Amsterdam and the online abuse expertise agency Offlimits support an international call to ban nudify tools worldwide. These AI applications can create nude images from ordinary photos without the consent of the person in the photo. According to Offlimits, the technology is increasingly used for sexual blackmail, online bullying, and abuse of minors.
Together with more than 100 organizations, Amsterdam calls on the cabinet and the European Union to explicitly ban nudify tools. Platforms, app stores, and hosting services must block this technology. The call aligns with Safer Internet Day, an international moment focused on the online safety of children.
Shocking figures
Research by Offlimits shows that:
- almost 40 percent of young men between 18 and 25 years old have seen illegal or violent sexual images.
- 15.6 percent have seen images of sexual abuse of minors, realistic or virtual, including AI-generated images.
A study by the TV program Pointer among more than 60 secondary schools shows that 24 percent of schools recognize bullying with AI-generated nude images. Ten percent indicate this happens more than five times a year.

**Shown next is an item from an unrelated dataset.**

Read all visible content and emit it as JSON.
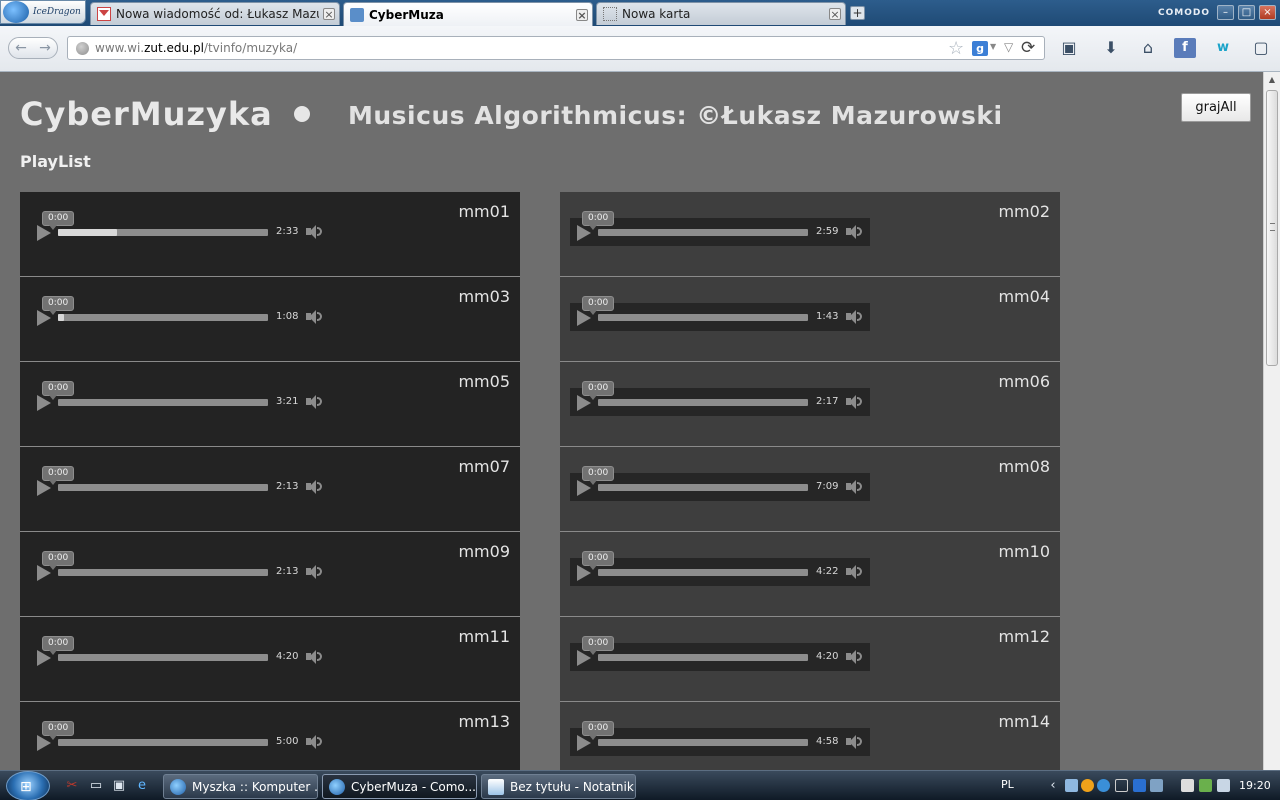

Apps and tools easy to find
Although making and distributing deepfake nude images is punishable in the Netherlands, nudify websites and tools are easy to find online. Often, there is no form of age verification or consent.
Worldwide, therefore, more than 100 organizations, such as the National Rapporteur on Trafficking and Sexual Violence against Children, INHOPE, Interpol, Safe Online, WeProtect Global Alliance, and Child Helpline International, call for a ban on this technology.
Alderman Scholtes: ban what causes harm
Alderman Alexander Scholtes (ICT and Digital City): “Amsterdam invests in digital resilience, but children cannot cope with an online environment that facilitates this kind of abuse. It is unacceptable that nudify tools make sexual intimidation and abuse increasingly accessible. That is why Amsterdam also signs this manifesto: what is legal but demonstrably causes harm, we must dare to ban.”